Yılların kazandırdığı tecrübelerimi paylaşabilmek amacıyla kaleme aldığım bu satırlar, umarım okuyanlara yararlı olur.
Hayat ayna gibidir, yüreğinizde hangi duygu, beyninizde hangi fikir var ise yüzünüzde onu görür onu yaşarsınız. Bu nedenle, yüreğinizi ve beyninizi önemseyin. Bu iki faktörün, herkesin bildiği önemini burada anlatmak gerekmez. Madem yönetim felsefesini anlatacağız, öncelikle yöneteceğimiz kurum yani şirket nedir? Anlamaya çalışalım.
“Şirkete hayat veren en önemli faktör, insandır”
Şirketin, ne anlam ifade ettiğini bilmek çok önemlidir. Şirket, canlı bir varlık değil, sadece bir semboldür. Ona hayat veren ise, insan faktörüdür.

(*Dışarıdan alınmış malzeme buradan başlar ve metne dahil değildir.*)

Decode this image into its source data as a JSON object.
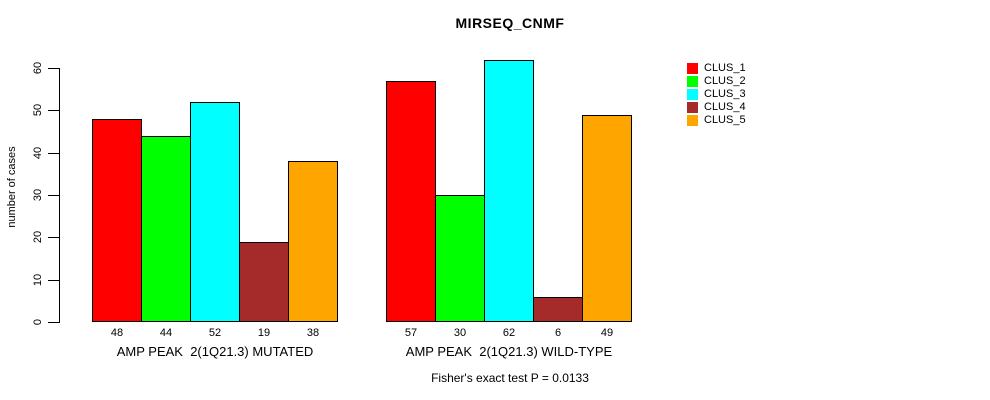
{
  "title": "MIRSEQ_CNMF",
  "y_axis": {
    "label": "number of cases",
    "ticks": [
      "0",
      "10",
      "20",
      "30",
      "40",
      "50",
      "60"
    ]
  },
  "groups": [
    {
      "label": "AMP PEAK  2(1Q21.3) MUTATED"
    },
    {
      "label": "AMP PEAK  2(1Q21.3) WILD-TYPE"
    }
  ],
  "footer": "Fisher's exact test P = 0.0133",
  "legend": {
    "labels": [
      "CLUS_1",
      "CLUS_2",
      "CLUS_3",
      "CLUS_4",
      "CLUS_5"
    ]
  },
  "chart_data": {
    "type": "bar",
    "title": "MIRSEQ_CNMF",
    "categories": [
      "AMP PEAK  2(1Q21.3) MUTATED",
      "AMP PEAK  2(1Q21.3) WILD-TYPE"
    ],
    "series": [
      {
        "name": "CLUS_1",
        "color": "#FF0000",
        "values": [
          48,
          57
        ]
      },
      {
        "name": "CLUS_2",
        "color": "#00FF00",
        "values": [
          44,
          30
        ]
      },
      {
        "name": "CLUS_3",
        "color": "#00FFFF",
        "values": [
          52,
          62
        ]
      },
      {
        "name": "CLUS_4",
        "color": "#A52A2A",
        "values": [
          19,
          6
        ]
      },
      {
        "name": "CLUS_5",
        "color": "#FFA500",
        "values": [
          38,
          49
        ]
      }
    ],
    "ylabel": "number of cases",
    "ylim": [
      0,
      60
    ],
    "yticks": [
      0,
      10,
      20,
      30,
      40,
      50,
      60
    ],
    "bar_value_labels": true,
    "grid": false,
    "legend_position": "right",
    "annotation": "Fisher's exact test P = 0.0133"
  }
}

Şirketine hayat verenler, ne kadar eğitimli, bilgili, iyi niyetli, çalışkan, başarma arzusu ile dolu, analitik
düşünebilen ve lider vasıflarına sahip iseler, şirket de, o ölçüde güçlü, itibarlı ve başarılı olur. Onun
için, değerli bir marka kendiliğinden ortaya çıkmakta ve bu değerli markadan tüm paydaşları da
yararlanmaktadır.
Şirketi yönetenlerin, neden bu göreve layık görüldüklerini anlamaları çok önemlidir. Özel sektörde, hiç
bir yönetici, ahbap çavuş ilişkisi ile hatır için mevki sahibi olmaz. Layık olduğuna inanıldığı için,
bulundukları mevkilere layık görülürler.
“Başarı, disiplinli ekip çalışması ile elde edilir”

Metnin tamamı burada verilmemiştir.